Exame da Ordem em Números

Brasil tem mais de 1.500 cursos de Direito, mas só 232 têm desempenho satisfatório

Número de cursos recomendados pela OAB é ainda menor: de 1.212 avaliados, só 161 obtiveram selo da Ordem

O Brasil é o país com maior número de faculdade de Direito no mundo e contava, em 2018, com 1.502 cursos para formar bacharéis na área. O aumento foi vertiginoso ao longo dos últimos 20 anos – em 1995, eram apenas 235 cursos os de Direito, o que significa que ao longo de 23 anos o crescimento foi de 539%. Mas quantidade, pelo visto, está longe de significar qualidade, como demonstra a 4ª edição do estudo Exame de Ordem em Números, realizado pela FGV em parceria com a Ordem dos Advogados do Brasil (OAB).

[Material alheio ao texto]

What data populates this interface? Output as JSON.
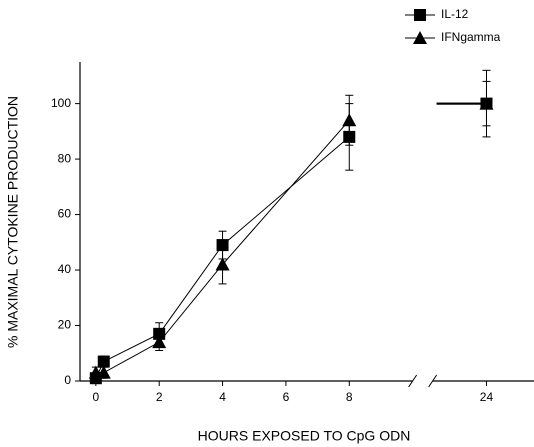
{
  "chart_data": {
    "type": "line",
    "x_label": "HOURS EXPOSED TO CpG ODN",
    "y_label": "% MAXIMAL CYTOKINE PRODUCTION",
    "x": [
      0,
      0.25,
      2,
      4,
      8,
      24
    ],
    "xlim": [
      -0.5,
      25.5
    ],
    "xbreak": [
      10,
      22.3
    ],
    "xticks": [
      0,
      2,
      4,
      6,
      8,
      24
    ],
    "ylim": [
      0,
      115
    ],
    "yticks": [
      0,
      20,
      40,
      60,
      80,
      100
    ],
    "legend": "top-right",
    "series": [
      {
        "name": "IL-12",
        "color": "#000000",
        "marker": "square",
        "values": [
          1,
          7,
          17,
          49,
          88,
          100
        ],
        "errors": [
          1,
          2,
          4,
          5,
          12,
          12
        ]
      },
      {
        "name": "IFNgamma",
        "color": "#000000",
        "marker": "triangle",
        "values": [
          3,
          3,
          14,
          42,
          94,
          100
        ],
        "errors": [
          2,
          2,
          3,
          7,
          9,
          8
        ]
      }
    ]
  }
}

O não preenchimento de requisitos básicos pelas instituições de ensino fez com que, em 2013, o Ministério da Educação suspendesse a criação de novos cursos de Direito pelo país. De lá para cá, avaliações e a criação de critérios mais rígidos tem diminuído a velocidade de crescimento de novas faculdades, mas o estudo joga luz para a problemática de que, mesmo assim, a maioria dos cursos já existentes continua abaixo do que o MEC considera satisfatório em termos de qualidade.  

As instituições de ensino superior do país e todos os seus cursos passam por avaliações regulares desde 2004. O Exame Nacional de Desempenho de Estudantes (Enade) e o Conceito Preliminar de Curso (CPC) são algumas formas de avaliação. O CPC permite avaliar, de forma multidimensional, a capacidade dos cursos de graduação de oferecerem condições adequadas a uma boa formação, como a titulação dos professores, os percentuais de docentes que cumprem regime parcial ou integral, recursos didático-pedagógicos, mas também aspectos como infraestrutura e instalações físicas. 

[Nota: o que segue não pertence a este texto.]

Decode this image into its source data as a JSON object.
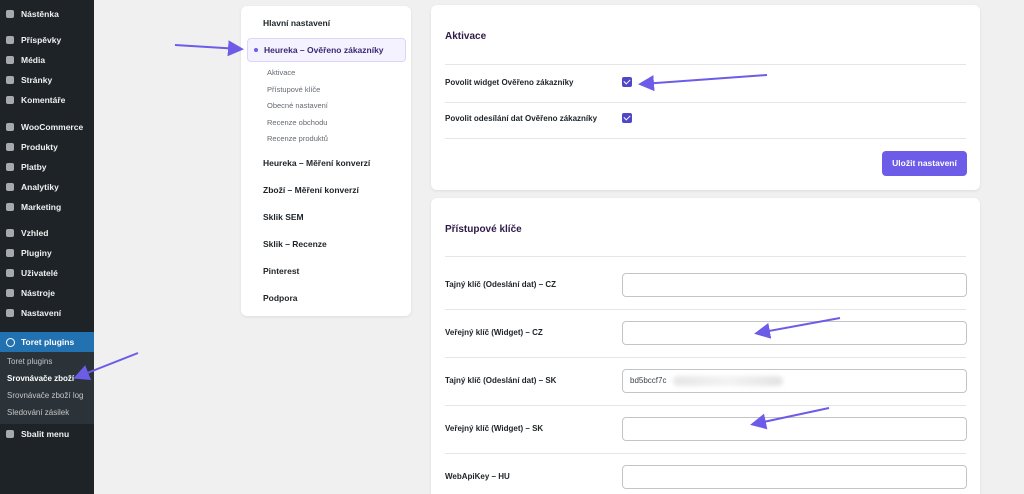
{
  "sidebar": {
    "items": [
      "Nástěnka",
      "Příspěvky",
      "Média",
      "Stránky",
      "Komentáře",
      "WooCommerce",
      "Produkty",
      "Platby",
      "Analytiky",
      "Marketing",
      "Vzhled",
      "Pluginy",
      "Uživatelé",
      "Nástroje",
      "Nastavení"
    ],
    "active": "Toret plugins",
    "submenu": [
      "Toret plugins",
      "Srovnávače zboží",
      "Srovnávače zboží log",
      "Sledování zásilek"
    ],
    "collapse": "Sbalit menu"
  },
  "settings_nav": {
    "items_before": [
      "Hlavní nastavení"
    ],
    "active": "Heureka – Ověřeno zákazníky",
    "subitems": [
      "Aktivace",
      "Přístupové klíče",
      "Obecné nastavení",
      "Recenze obchodu",
      "Recenze produktů"
    ],
    "items_after": [
      "Heureka – Měření konverzí",
      "Zboží – Měření konverzí",
      "Sklik SEM",
      "Sklik – Recenze",
      "Pinterest",
      "Podpora"
    ]
  },
  "activation": {
    "title": "Aktivace",
    "fields": [
      {
        "label": "Povolit widget Ověřeno zákazníky",
        "checked": true
      },
      {
        "label": "Povolit odesílání dat Ověřeno zákazníky",
        "checked": true
      }
    ],
    "button": "Uložit nastavení"
  },
  "keys": {
    "title": "Přístupové klíče",
    "fields": [
      {
        "label": "Tajný klíč (Odeslání dat) – CZ"
      },
      {
        "label": "Veřejný klíč (Widget) – CZ"
      },
      {
        "label": "Tajný klíč (Odeslání dat) – SK",
        "value": "bd5bccf7c"
      },
      {
        "label": "Veřejný klíč (Widget) – SK"
      },
      {
        "label": "WebApiKey – HU"
      }
    ]
  }
}
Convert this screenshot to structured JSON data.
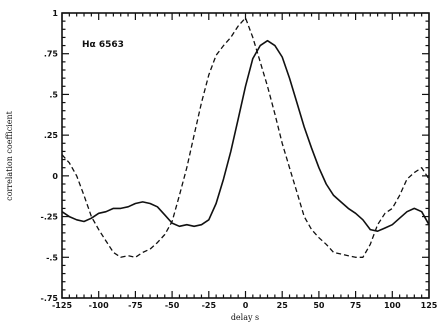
{
  "chart_data": {
    "type": "line",
    "xlabel": "delay s",
    "ylabel": "correlation coefficient",
    "annotation": "Hα 6563",
    "xlim": [
      -125,
      125
    ],
    "ylim": [
      -0.75,
      1
    ],
    "xticks": [
      -125,
      -100,
      -75,
      -50,
      -25,
      0,
      25,
      50,
      75,
      100,
      125
    ],
    "yticks": [
      -0.75,
      -0.5,
      -0.25,
      0,
      0.25,
      0.5,
      0.75,
      1
    ],
    "xtick_labels": [
      "-125",
      "-100",
      "-75",
      "-50",
      "-25",
      "0",
      "25",
      "50",
      "75",
      "100",
      "125"
    ],
    "ytick_labels": [
      "-.75",
      "-.5",
      "-.25",
      "0",
      ".25",
      ".5",
      ".75",
      "1"
    ],
    "grid": false,
    "series": [
      {
        "style": "solid",
        "x": [
          -125,
          -120,
          -115,
          -110,
          -105,
          -100,
          -95,
          -90,
          -85,
          -80,
          -75,
          -70,
          -65,
          -60,
          -55,
          -50,
          -45,
          -40,
          -35,
          -30,
          -25,
          -20,
          -15,
          -10,
          -5,
          0,
          5,
          10,
          15,
          20,
          25,
          30,
          35,
          40,
          45,
          50,
          55,
          60,
          65,
          70,
          75,
          80,
          85,
          90,
          95,
          100,
          105,
          110,
          115,
          120,
          125
        ],
        "y": [
          -0.22,
          -0.25,
          -0.27,
          -0.28,
          -0.26,
          -0.23,
          -0.22,
          -0.2,
          -0.2,
          -0.19,
          -0.17,
          -0.16,
          -0.17,
          -0.19,
          -0.24,
          -0.29,
          -0.31,
          -0.3,
          -0.31,
          -0.3,
          -0.27,
          -0.17,
          -0.02,
          0.15,
          0.35,
          0.55,
          0.72,
          0.8,
          0.83,
          0.8,
          0.73,
          0.6,
          0.45,
          0.3,
          0.17,
          0.05,
          -0.05,
          -0.12,
          -0.16,
          -0.2,
          -0.23,
          -0.27,
          -0.33,
          -0.34,
          -0.32,
          -0.3,
          -0.26,
          -0.22,
          -0.2,
          -0.22,
          -0.3
        ]
      },
      {
        "style": "dashed",
        "x": [
          -125,
          -120,
          -115,
          -110,
          -105,
          -100,
          -95,
          -90,
          -85,
          -80,
          -75,
          -70,
          -65,
          -60,
          -55,
          -50,
          -45,
          -40,
          -35,
          -30,
          -25,
          -20,
          -15,
          -10,
          -5,
          0,
          5,
          10,
          15,
          20,
          25,
          30,
          35,
          40,
          45,
          50,
          55,
          60,
          65,
          70,
          75,
          80,
          85,
          90,
          95,
          100,
          105,
          110,
          115,
          120,
          125
        ],
        "y": [
          0.13,
          0.08,
          0.0,
          -0.12,
          -0.25,
          -0.33,
          -0.4,
          -0.47,
          -0.5,
          -0.49,
          -0.5,
          -0.47,
          -0.45,
          -0.41,
          -0.36,
          -0.28,
          -0.12,
          0.05,
          0.25,
          0.45,
          0.62,
          0.74,
          0.8,
          0.85,
          0.92,
          0.97,
          0.85,
          0.7,
          0.55,
          0.38,
          0.2,
          0.05,
          -0.1,
          -0.25,
          -0.33,
          -0.38,
          -0.42,
          -0.47,
          -0.48,
          -0.49,
          -0.5,
          -0.5,
          -0.42,
          -0.3,
          -0.23,
          -0.2,
          -0.12,
          -0.02,
          0.02,
          0.05,
          -0.02
        ]
      }
    ]
  }
}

“No que concerne ao curso de Direito, especificamente, certos padrões mínimos na qualidade da graduação são necessários para que aos bacharéis seja oferecida a formação acadêmica adequada para o bom desempenho no Exame de Ordem, etapa cujo cumprimento é obrigatório para a posterior atuação como advogado. Assim, o Exame representa o principal instrumento de avaliação da qualidade de um determinado curso, mesmo sem existir um sistema de monitoramento pelos órgãos de educação responsáveis. Em última instância, isso ajuda a garantir uma formação de qualidade para um futuro exercício da profissão”, argumentam os autores do estudo. 

O estudo mostra que, em 2015, apenas 232 dos 963 cursos avaliados no CPC tiveram desempenho considerado satisfatório, um percentual de 24,1%. Para ser considerado satisfatório, é necessário ter um CPC igual ou superior a 2,95 — a pontuação máxima, nesta escala, é de 5 pontos.

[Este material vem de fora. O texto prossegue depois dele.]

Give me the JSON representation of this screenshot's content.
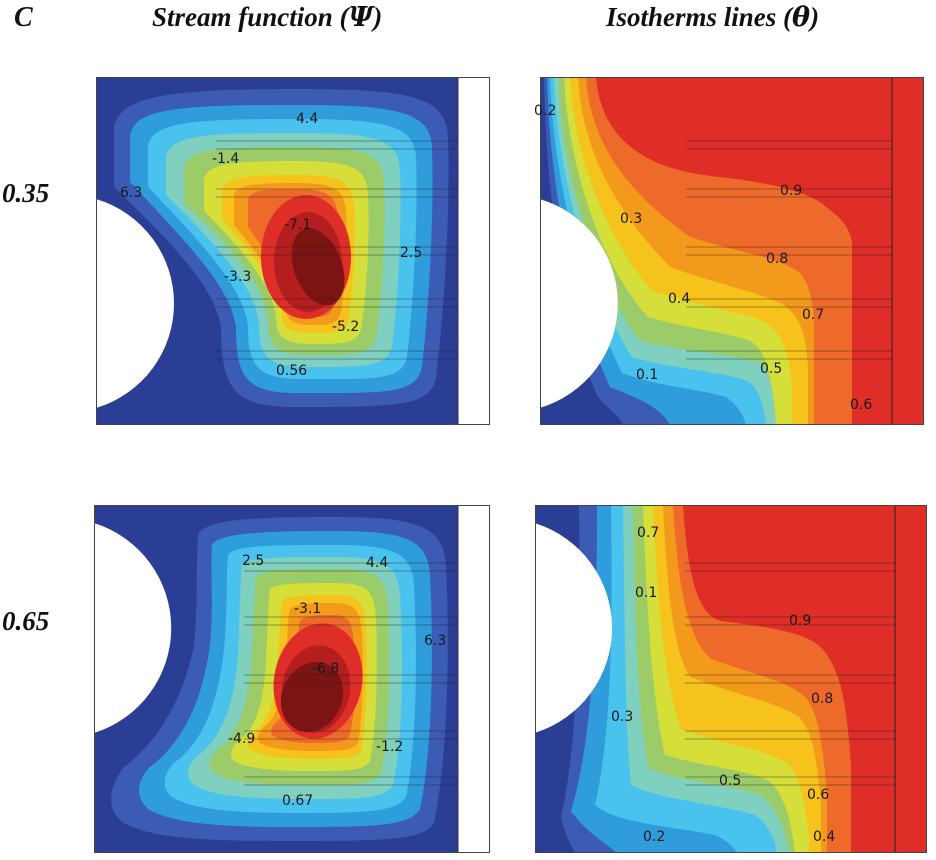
{
  "panel_letter": "C",
  "headers": {
    "stream_function": {
      "text": "Stream function (",
      "symbol": "Ψ",
      "close": ")"
    },
    "isotherms": {
      "text": "Isotherms lines (",
      "symbol": "θ",
      "close": ")"
    }
  },
  "rows": [
    {
      "label": "0.35",
      "stream_labels": [
        "4.4",
        "-1.4",
        "6.3",
        "-7.1",
        "2.5",
        "-3.3",
        "-5.2",
        "0.56"
      ],
      "isotherm_labels": [
        "0.2",
        "0.9",
        "0.3",
        "0.8",
        "0.4",
        "0.7",
        "0.5",
        "0.1",
        "0.6"
      ]
    },
    {
      "label": "0.65",
      "stream_labels": [
        "2.5",
        "4.4",
        "-3.1",
        "6.3",
        "-6.8",
        "-4.9",
        "-1.2",
        "0.67"
      ],
      "isotherm_labels": [
        "0.7",
        "0.1",
        "0.9",
        "0.8",
        "0.3",
        "0.5",
        "0.6",
        "0.2",
        "0.4"
      ]
    }
  ],
  "colormap": [
    "#2b3e96",
    "#3b5bb5",
    "#2f9ddb",
    "#49c3ee",
    "#7fd0bf",
    "#9ccc6a",
    "#d6de3a",
    "#f6c21c",
    "#f39a1d",
    "#ee6a2a",
    "#df2d27",
    "#b51e1e",
    "#7c1414"
  ]
}
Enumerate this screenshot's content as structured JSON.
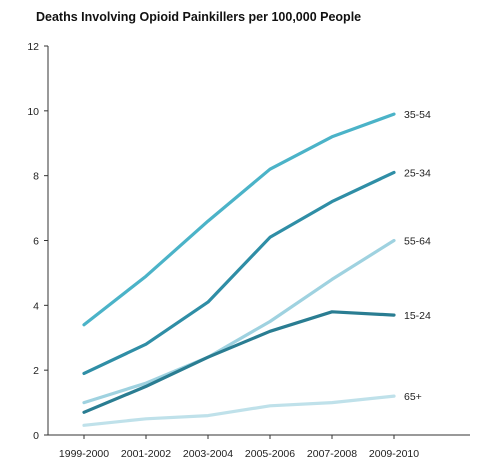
{
  "chart_data": {
    "type": "line",
    "title": "Deaths Involving Opioid Painkillers per 100,000 People",
    "xlabel": "",
    "ylabel": "",
    "categories": [
      "1999-2000",
      "2001-2002",
      "2003-2004",
      "2005-2006",
      "2007-2008",
      "2009-2010"
    ],
    "ylim": [
      0,
      12
    ],
    "yticks": [
      0,
      2,
      4,
      6,
      8,
      10,
      12
    ],
    "grid": false,
    "legend": "inline labels at right end of each line",
    "series": [
      {
        "name": "35-54",
        "color": "#4bb3c8",
        "values": [
          3.4,
          4.9,
          6.6,
          8.2,
          9.2,
          9.9
        ]
      },
      {
        "name": "25-34",
        "color": "#2f8ea6",
        "values": [
          1.9,
          2.8,
          4.1,
          6.1,
          7.2,
          8.1
        ]
      },
      {
        "name": "55-64",
        "color": "#9fd2e0",
        "values": [
          1.0,
          1.6,
          2.4,
          3.5,
          4.8,
          6.0
        ]
      },
      {
        "name": "15-24",
        "color": "#2a7d92",
        "values": [
          0.7,
          1.5,
          2.4,
          3.2,
          3.8,
          3.7
        ]
      },
      {
        "name": "65+",
        "color": "#bfe1ea",
        "values": [
          0.3,
          0.5,
          0.6,
          0.9,
          1.0,
          1.2
        ]
      }
    ]
  }
}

Outra forma de avaliação, realizada pela OAB, é o Selo OAB Recomenda. Desde 2001, a certificação reconhece e premia as instituições de ensino superior que atendam aos critérios de excelência, regularidade e qualidade mínima compatíveis com o que a OAB e a sociedade brasileira esperam. Em 2001, de 176 cursos avaliados, 52 receberam o selo. Já em 2018, de 1.212 cursos que foram verificados pela Ordem, apenas 161 foram recomendados. 

Para Felipe Santa Cruz, presidente da OAB, boa parte das instituições de ensino poderia melhorar a grade curricular, medida que, segundo ele, tem sido discutida pelas comissões do órgão.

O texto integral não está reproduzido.